Wickett then discusses films for water, sanitation, and birth control. She is clear that she was going for testimonial and she mentions a particular example where a woman saw the camera and asked what they were filming for and told how birth control had helped her daughter because she didn’t have to have a child a year as this woman had–for seventeen years (130).

This is more anecdotal than I had hoped it would be.

Wickett’s next project was in Pakistan. All the men had left–to the city or another country–for work. The government wanted to put in water and sewage lines but the all male workforce could not go into homes that were headed by women and speak with them (131).

Because women cannot speak with men unrelated to them (and vice versa) and the price of breaking the taboo is high (though Wickett does not specify, we have heard of the deaths that come from a simple conversation). She decided to have a women-only camera discussion.

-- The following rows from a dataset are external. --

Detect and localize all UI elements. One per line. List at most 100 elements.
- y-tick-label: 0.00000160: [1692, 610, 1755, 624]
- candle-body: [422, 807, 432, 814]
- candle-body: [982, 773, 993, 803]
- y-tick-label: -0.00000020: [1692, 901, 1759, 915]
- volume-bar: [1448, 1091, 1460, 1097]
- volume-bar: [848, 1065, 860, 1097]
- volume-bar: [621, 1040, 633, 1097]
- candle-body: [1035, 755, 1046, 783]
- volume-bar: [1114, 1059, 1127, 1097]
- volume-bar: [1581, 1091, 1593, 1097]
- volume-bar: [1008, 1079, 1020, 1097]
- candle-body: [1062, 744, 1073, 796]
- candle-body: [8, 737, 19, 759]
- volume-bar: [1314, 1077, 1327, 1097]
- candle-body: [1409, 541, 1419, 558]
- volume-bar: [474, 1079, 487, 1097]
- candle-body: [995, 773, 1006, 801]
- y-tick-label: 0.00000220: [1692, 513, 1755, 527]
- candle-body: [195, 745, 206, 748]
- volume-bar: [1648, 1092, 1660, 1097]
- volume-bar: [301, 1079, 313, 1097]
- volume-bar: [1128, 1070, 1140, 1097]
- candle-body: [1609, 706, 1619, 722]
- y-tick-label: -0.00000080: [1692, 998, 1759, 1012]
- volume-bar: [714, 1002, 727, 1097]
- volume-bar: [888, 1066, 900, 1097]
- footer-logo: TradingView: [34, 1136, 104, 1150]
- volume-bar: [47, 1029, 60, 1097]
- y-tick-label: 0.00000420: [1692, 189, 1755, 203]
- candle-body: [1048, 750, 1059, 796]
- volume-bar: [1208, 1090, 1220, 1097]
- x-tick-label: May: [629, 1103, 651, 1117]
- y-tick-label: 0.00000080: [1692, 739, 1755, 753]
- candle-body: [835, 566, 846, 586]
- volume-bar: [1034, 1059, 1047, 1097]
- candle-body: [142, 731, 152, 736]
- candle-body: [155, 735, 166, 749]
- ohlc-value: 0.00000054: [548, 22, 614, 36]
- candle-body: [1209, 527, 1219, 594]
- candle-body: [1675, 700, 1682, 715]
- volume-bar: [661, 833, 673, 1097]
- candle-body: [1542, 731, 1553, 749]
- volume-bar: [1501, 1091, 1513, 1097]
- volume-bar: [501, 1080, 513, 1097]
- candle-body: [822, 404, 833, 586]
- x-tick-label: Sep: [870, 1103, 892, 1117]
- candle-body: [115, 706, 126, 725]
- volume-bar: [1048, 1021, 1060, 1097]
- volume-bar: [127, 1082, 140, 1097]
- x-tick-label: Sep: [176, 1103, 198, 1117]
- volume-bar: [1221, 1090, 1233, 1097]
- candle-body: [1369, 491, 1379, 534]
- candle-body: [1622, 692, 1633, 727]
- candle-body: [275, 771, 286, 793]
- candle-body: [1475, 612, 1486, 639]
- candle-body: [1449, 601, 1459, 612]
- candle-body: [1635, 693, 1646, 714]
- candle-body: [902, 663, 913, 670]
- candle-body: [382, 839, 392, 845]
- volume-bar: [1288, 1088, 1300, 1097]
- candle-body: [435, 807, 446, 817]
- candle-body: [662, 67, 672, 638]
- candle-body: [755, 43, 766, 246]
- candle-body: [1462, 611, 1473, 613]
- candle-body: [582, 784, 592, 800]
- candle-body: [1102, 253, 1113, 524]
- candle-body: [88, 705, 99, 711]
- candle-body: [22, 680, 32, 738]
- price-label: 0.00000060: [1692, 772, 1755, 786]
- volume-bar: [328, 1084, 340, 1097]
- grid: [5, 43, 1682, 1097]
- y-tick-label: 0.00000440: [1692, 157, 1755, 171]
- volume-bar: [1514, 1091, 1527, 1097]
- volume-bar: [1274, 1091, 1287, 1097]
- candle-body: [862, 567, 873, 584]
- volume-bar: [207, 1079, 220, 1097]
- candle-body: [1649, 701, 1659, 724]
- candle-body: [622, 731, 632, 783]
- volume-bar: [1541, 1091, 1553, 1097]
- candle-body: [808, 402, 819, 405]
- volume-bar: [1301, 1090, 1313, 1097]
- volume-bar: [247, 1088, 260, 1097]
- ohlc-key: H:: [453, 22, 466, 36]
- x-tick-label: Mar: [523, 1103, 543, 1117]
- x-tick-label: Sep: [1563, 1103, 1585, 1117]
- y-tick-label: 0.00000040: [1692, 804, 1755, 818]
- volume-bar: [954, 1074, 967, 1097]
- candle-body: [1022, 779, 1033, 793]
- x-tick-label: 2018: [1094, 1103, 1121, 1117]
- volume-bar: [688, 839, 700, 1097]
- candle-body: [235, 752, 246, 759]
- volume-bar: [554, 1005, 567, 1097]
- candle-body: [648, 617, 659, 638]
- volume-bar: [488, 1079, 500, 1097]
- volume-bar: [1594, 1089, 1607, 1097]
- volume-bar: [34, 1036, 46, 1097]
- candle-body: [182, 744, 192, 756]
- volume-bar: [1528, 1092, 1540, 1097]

The first experience was a middle class woman who had excellent, modern cleaning methods; this was contrasted with a servant in an upper class household, who cleaned pots with fire ash and rolled dung in her hands, which she then washed with water but no soap (Wickett 132).

These women considered water bad if it wasn’t flowing; washing clothes in a running faucet meant the wealthy wasted water and created stagnant pools in which disease bred (133).

The key to success, Wickett says, was the plan to ONLY show the videos to women. Men seeing them would have caused problems with the husbands of the wives. However, she then immediately says that the women gave permission for the videos to be shown to the engineers so that they could see how the water and the facilities were used in the villages (135).

Men kept the sample latrines for the male guest house. Women kept the children out of the latrines they built, because they thought they would fill up quickly. Children were sent to the compost heap (filled with stagnant water) and were often ill. No one made connections between these things (Wickett 136).

Women needed the latrines, to keep the social custom of women being unobserved by other men.

Men, though, usually just went out in the field–a sanitation disaster.

video is a particularly effective medium for communication with nonliterate rural populations who value rhetoric and “good speaking.” (Wickett 138)

Visual anthropologists are uniquely empowered to contribute their intimate knowledge of rural life and vernacular languages to the field of development communications. (139)

Odd to me, but I am probably behind the times. This is the interventionist viewpoint that has been smacked down continually as patronizing.

What does this article add to a discussion of new media?
It highlights the fact that many people still live in an oral culture, without literacy. For many people the video will be like the cell phone was for the poor of Africa. It will be the step which allows them to skip over the expensive and difficult step in the middle (either learning to read and write or having land lines installed).

It shows that people talking to people can be persuasive. (And even, despite what she argued, have high value as propaganda.)

It shows that video can make a difference in the health of a community and in the understandings of one segment of a society by another.